When I started writing science fiction, I had a few “general” first readers who would read what I wrote, and very few, if any “in-community” readers steeped in the language and tropes of science fiction. I was very glad that “regular” or “general” readers could understand the stories I was writing, and that I was putting together conflicts and characters that regular people could relate to.
I’m novelizing “To Kiss the Star” and I thought it would be a good idea to take the first part of it to a more “general” audience to see their reaction. So, I signed up for the Critiquenic of the Los Angeles-area Society of Children’s Book Writers and Illustrators (SCBWI) that was held last weekend. This is an annual event, and small critique groups break up and read each others’ work for picture books, middle grade, and YA books.
So, I got my general readers at this event, although the entire group was writing something with an element of the fantastic (light fantasy, urban fantasy, etc.), with the single exception of a really cool historical story for older teens.
The picture, by the way, is an illustration of Sarcosuchus, a 40-foot long Triassic crocodile – the infamous “supercroc.” Point being, this beast isn’t a direct ancestor of today’s crocodilians, it’s an ancient similar animal. Nature has recreated certain body plans over and over . . . even the clumsy reptilian side-leg arrangement has its benefits.
In my opinion, the average person is going to see this as a giant crocodile, end of story.
What were the advantages of presenting “To Kiss the Star” to a group of general readers? Well, none of them said it was like “The Ship Who Sang” – advantage #1. Also, they thought that the idea was original, and liked Melodie. However, some of them missed things that are clearly explicated in the text, suitable for “in genre” readers. For example, the story clearly states that Melodie has the opportunity to become a probe controller because she won the cripple lottery. That didn’t register with some readers. Others didn’t know how her voiceboard worked, even though she explained its workings in the story.
Her voiceboard is similar to the one used by Stephen Hawking:
” . . .David Mason, of Cambridge Adaptive Communication, fitted a small
portable computer and a speech synthesizer to my wheel chair. This
system allowed me to communicate much better than I could before. I can
manage up to 15 words a minute. I can either speak what I have written,
or save it to disk. I can then print it out, or call it back and speak
it sentence by sentence. Using this system, I have written a book, and
dozens of scientific papers. I have also given many scientific and
popular talks. They have all been well received. I think that is in a
large part due to the quality of the speech synthesiser, which is made
by Speech Plus. One’s voice is very important. If you have a slurred
voice, people are likely to treat you as mentally deficient: Does he
take sugar? This synthesiser is by far the best I have heard, because
it varies the intonation, and doesn’t speak like a Dalek. The only
trouble is that it gives me an American accent.”
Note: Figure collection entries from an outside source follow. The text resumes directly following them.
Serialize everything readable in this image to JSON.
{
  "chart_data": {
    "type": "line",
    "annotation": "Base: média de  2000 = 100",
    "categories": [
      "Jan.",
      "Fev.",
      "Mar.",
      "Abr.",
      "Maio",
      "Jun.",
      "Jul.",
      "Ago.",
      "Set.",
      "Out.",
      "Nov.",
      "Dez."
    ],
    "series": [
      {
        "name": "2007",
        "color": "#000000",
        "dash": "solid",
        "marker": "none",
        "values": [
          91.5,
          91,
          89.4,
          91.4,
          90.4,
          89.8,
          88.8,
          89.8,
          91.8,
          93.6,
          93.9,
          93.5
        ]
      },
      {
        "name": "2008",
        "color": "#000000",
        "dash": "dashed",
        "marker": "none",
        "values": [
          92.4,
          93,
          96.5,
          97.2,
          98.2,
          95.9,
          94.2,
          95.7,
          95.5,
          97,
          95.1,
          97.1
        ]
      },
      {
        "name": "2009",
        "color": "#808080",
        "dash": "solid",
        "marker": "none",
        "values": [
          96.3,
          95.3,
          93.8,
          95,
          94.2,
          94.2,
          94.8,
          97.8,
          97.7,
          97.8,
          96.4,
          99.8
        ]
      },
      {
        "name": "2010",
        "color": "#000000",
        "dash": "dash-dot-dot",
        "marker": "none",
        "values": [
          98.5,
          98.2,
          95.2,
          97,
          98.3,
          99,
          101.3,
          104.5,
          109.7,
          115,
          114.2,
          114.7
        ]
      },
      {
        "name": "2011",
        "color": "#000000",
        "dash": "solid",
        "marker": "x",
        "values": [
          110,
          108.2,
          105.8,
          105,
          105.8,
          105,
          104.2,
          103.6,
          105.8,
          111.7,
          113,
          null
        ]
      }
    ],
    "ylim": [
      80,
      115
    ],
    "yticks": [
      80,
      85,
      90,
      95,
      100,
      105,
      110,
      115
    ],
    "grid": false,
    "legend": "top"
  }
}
So, the moral of this story is – the “reality” of the science in a story isn’t as important as what the reader perceives as reality. This is basic storytelling 101, and I find this cognitive dissonance between in-genre SF and “regular” SF for general audiences fascinating. In-genre explanations usually focus on language – i.e. “special” sci fi terms that are “offputting” to the general reader and so-on. I have a feeling that I’ve hit on something that is much more a cause of SF not being picked up for general audiences than I’ve heard from others. Readers will accept almost any SFnal premise as long as it fits with the story and makes sense within the story. However, the story needs to make sense on a character and conflict basis – the characters have to be the right ones for the story, and the conflict needs to fit who those characters are. Above all, readers want to be able to relate to the characters, and the overall conflict needs to be something comprehensible – with “stakes” that the readers can understand.
That, I think, is why some of the very successful SF for young people in recent years, such as Suzanne Collins’ Hunger Games, which is a post-apocalyptic story with a simple, yet frightening premise, have proven so popular.